Henry George's thesis amounts to "The Rent is Too Damn High", arguing that rent is what keeps wages down and making the case for public (government) ownership/stewardship of the land, taxing it by occupancy. Considering property taxes and the power of eminent domain, it would seem that over time, western governments have come to establish at least a part of such a system.
Econ Reform Fiction: The Iron Heel, by Jack London
And so perished father's book. We were to see much of the Black Hundreds as the days went by. Week by week more of the socialist papers were barred from the mails, and in a number of instances the Black Hundreds destroyed the socialist presses. Of course, the newspapers of the land lived up to the reactionary policy of the ruling class, and the destroyed socialist press was misrepresented and vilified, while the Black Hundreds were represented as true patriots and saviors of society. So convincing was all this misrepresentation that even sincere ministers in the pulpit praised the Black hundreds while regretting the necessity of violence.

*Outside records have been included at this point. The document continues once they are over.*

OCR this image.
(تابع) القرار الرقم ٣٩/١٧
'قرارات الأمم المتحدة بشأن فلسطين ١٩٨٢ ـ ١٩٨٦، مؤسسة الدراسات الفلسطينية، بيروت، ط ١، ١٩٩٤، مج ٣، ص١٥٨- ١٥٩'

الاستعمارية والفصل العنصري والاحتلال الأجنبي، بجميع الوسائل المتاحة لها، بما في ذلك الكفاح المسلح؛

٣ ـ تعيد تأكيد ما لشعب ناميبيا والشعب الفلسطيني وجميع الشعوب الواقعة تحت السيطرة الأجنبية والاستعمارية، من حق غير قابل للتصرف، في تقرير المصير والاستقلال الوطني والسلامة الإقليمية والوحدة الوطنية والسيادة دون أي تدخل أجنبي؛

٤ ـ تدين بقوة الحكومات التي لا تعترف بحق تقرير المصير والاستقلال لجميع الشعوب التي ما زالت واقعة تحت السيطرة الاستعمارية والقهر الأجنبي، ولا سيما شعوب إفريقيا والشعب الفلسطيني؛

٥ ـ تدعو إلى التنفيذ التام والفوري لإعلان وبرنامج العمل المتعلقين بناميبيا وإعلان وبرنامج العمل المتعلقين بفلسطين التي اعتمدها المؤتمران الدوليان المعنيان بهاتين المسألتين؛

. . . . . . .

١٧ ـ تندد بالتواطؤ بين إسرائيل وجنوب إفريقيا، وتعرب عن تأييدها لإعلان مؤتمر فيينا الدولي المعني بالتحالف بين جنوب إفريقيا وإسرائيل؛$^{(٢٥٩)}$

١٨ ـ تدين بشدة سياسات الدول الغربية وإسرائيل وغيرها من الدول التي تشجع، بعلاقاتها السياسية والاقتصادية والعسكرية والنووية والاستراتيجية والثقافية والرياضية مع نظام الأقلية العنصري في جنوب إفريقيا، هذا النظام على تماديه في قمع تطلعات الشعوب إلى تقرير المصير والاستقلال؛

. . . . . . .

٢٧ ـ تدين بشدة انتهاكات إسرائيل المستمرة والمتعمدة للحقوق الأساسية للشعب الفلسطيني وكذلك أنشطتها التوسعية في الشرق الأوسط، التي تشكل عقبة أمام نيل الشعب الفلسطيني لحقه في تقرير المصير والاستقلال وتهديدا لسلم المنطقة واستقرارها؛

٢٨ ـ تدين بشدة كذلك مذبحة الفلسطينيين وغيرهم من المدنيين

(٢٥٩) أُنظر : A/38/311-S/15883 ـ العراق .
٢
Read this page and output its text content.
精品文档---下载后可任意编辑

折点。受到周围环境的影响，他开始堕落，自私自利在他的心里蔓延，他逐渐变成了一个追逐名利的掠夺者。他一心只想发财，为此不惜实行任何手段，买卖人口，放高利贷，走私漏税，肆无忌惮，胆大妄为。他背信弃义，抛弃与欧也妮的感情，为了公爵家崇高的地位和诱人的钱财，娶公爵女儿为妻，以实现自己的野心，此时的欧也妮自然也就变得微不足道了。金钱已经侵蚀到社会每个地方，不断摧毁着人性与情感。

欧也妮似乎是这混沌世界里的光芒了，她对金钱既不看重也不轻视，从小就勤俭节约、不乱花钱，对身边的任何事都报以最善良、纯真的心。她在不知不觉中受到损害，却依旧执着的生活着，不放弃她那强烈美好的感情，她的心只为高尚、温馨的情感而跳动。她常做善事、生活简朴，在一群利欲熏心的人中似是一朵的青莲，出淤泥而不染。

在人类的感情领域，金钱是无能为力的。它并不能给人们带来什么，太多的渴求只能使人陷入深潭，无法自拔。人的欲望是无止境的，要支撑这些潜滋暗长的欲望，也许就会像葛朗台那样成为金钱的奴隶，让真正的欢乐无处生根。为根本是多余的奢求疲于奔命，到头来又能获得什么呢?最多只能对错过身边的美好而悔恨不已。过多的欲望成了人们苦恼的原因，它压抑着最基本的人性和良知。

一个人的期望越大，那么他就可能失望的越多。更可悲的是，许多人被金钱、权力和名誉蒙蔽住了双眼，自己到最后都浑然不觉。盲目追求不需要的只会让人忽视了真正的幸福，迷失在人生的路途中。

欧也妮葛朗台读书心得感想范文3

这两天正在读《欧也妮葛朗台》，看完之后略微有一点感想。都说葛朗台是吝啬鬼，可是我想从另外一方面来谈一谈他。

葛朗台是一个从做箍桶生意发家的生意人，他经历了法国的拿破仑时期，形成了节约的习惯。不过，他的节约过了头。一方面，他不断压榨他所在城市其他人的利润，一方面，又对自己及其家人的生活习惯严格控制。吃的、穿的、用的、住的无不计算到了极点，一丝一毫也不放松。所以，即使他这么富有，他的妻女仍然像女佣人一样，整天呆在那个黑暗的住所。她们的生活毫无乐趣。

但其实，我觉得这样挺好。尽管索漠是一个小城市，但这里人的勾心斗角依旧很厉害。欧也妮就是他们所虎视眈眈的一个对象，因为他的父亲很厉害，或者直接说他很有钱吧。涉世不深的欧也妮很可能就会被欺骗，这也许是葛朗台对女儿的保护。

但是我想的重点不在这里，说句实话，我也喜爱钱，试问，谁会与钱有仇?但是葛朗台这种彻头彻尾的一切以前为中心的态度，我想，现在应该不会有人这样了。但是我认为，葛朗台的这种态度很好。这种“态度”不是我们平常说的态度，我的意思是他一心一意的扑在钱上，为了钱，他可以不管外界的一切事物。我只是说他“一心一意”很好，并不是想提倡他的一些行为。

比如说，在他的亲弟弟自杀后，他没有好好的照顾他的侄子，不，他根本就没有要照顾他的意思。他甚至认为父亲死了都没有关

Jack London is known for stories of Darwinism in a state of nature--wolves in the wild; muscular ship captains from whose authority no appeal is possible--and here, where the wealthiest one percent are absolute owners of society and any who resist them are ground up economically, and then physically, while the politicians, clergy, the schools, the press, and the society Beckys sit at the top and enable the ownership class to do what it wants.
Amazingly, my local library calls the book "science fiction". The first half of the book is no more science fiction than those works of Dickens that highlight the plight of starving workers, and the majority of the arguments come straight from Mill, Henry George and Marx, usually quoted as such. And the civil strife then and now changes names but describes events that really happened, with the distinction that nowadays, a goodly portion of the proletariat is rising with its pitchforks and torches to guillotine "liberals" and destroy society to obtain lower taxes for their overlords. (Did I say "overlords"? I meant "job creators".) Only the second half, when the US armed forces are actively mowing down peasant uprisings, can we call it "dystopian fiction" as opposed to just "dystopian mirror of Republican America, as foreseen in 1910".
The "Black Hundreds" referred to in the quote above, are poorly named, as their hoods are, of course, white. Such very fine people.